Artikel ini aslinya merupakan makalah yang disampaikan oleh Penulis dalam Simposium Sastra ke-V Fakultas Sastra Universitas Indonesia, lalu dimuat menjadi dua bagian dalam majalah Aneka: 1958, No. 31, 1 Januari, h. 18-19, dan No. 32, 10 Januari, h. 14-16.

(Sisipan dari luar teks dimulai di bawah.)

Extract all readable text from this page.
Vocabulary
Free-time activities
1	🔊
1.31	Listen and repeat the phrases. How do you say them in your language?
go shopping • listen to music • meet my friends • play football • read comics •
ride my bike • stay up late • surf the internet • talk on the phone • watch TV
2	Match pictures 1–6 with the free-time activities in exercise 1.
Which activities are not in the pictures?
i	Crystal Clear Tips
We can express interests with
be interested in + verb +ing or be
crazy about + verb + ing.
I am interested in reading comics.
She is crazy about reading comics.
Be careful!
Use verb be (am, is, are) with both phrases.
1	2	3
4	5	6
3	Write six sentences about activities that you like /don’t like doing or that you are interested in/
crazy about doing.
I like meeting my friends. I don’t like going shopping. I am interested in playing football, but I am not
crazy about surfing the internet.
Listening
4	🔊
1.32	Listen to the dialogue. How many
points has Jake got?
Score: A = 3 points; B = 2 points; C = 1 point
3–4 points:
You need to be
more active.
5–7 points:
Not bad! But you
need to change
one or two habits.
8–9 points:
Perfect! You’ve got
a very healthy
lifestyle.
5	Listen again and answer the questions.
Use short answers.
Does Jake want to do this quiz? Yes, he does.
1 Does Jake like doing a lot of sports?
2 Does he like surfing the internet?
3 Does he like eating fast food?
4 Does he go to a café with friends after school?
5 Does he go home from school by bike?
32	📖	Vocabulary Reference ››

Menurut surat undangan yang diedarkan, maka, tugas yang harus saya pikul hari ini ialah: membicarakan “Kedudukan sastra dalam sandiwara pentas, radio, dan filem”.

Foto: Asrul Sani

Sepintas lalu, perumusan dari tugas tersebut tidak menimbulkan kesulitan, apalagi jika kita berpikir dalam rangka pemikiran-pemikiran yang mengaburkan segala batas-batas. Tapi, jika kita hendak beroleh suatu pandangan yang jernih dalam masalah yang kita hadapi maka, tidaklah dapat dielakkan bahwa kita harus bekerja dengan batas-batas. Batas-batas ini memang ada, bukan saja dalam pikiran kita tapi juga dalam kenyataannya. Sekiranya kita masukkan batas-batas ini dalam perhitungan, maka akan kelihatanlah dengan segera bahwa, pembicaraan mengenai kedudukan sastra, radio dan filem bukanlah suatu kewajiban yang mudah ditempuh. Sebab, setelah memerhatikan sejarah sastra dan sandiwara yang berabad-abad, dengan filem dan radio yang berpuluh-puluh tahun, jelas sudah bahwa, pada saat ini ke setiap medium itu telah matang menjadi medium-medium yang berdiri sendiri dengan hukum-hukum yang tegak sendiri pula. Biar pun, barangkali, ada benarnya ucapan Menno ter Braak [1902–1940, pengarang modernis Belanda] bahwa, sebetulnya, “tidak ada estetika filem…” karena dalam “perumusan estetika, kita tidak bertolak dari bahan atau benda tetapi manusia yang mencipta dan menikmati…”. Yang ada “hanya kemungkinan untuk menggunakan pandangan estetis yang umum mengenai bahan yang disusun secara artistik terhadap bentuk yang khas, dalam hal ini, filem”. Toh, keempat medium itu mencapai tujuannya dengan alat-alat dan cara-cara yang begitu berbeda—yang dengan sendirinya menghasilkan hukum-hukum dan kemungkinan-kemungkinan yang berbeda-beda—sehingga keempat mereka tidak bisa kita senafaskan. Karena itu, setelah memperoleh tugas tersebut saya seolah-olah beroleh kewajiban untuk membicarakan kedudukan “rama-rama dalam susunan tubuh ular sawah”. Saya berharap, supaya saudara ketua dan saudara-saudara yang menyelenggarakan simposion ini jangan salah terima. Ucapan saya ini bukan sebuah olok-olok yang lahir dari sikap yang sinis, atau sebuah cemooh untuk mengecilkan kerja saudara-saudara, tapi adalah ucapan yang sungguh-sungguh yang lahir dari kehendak untuk menjernihkan persoalan yang hendak dikemukakan.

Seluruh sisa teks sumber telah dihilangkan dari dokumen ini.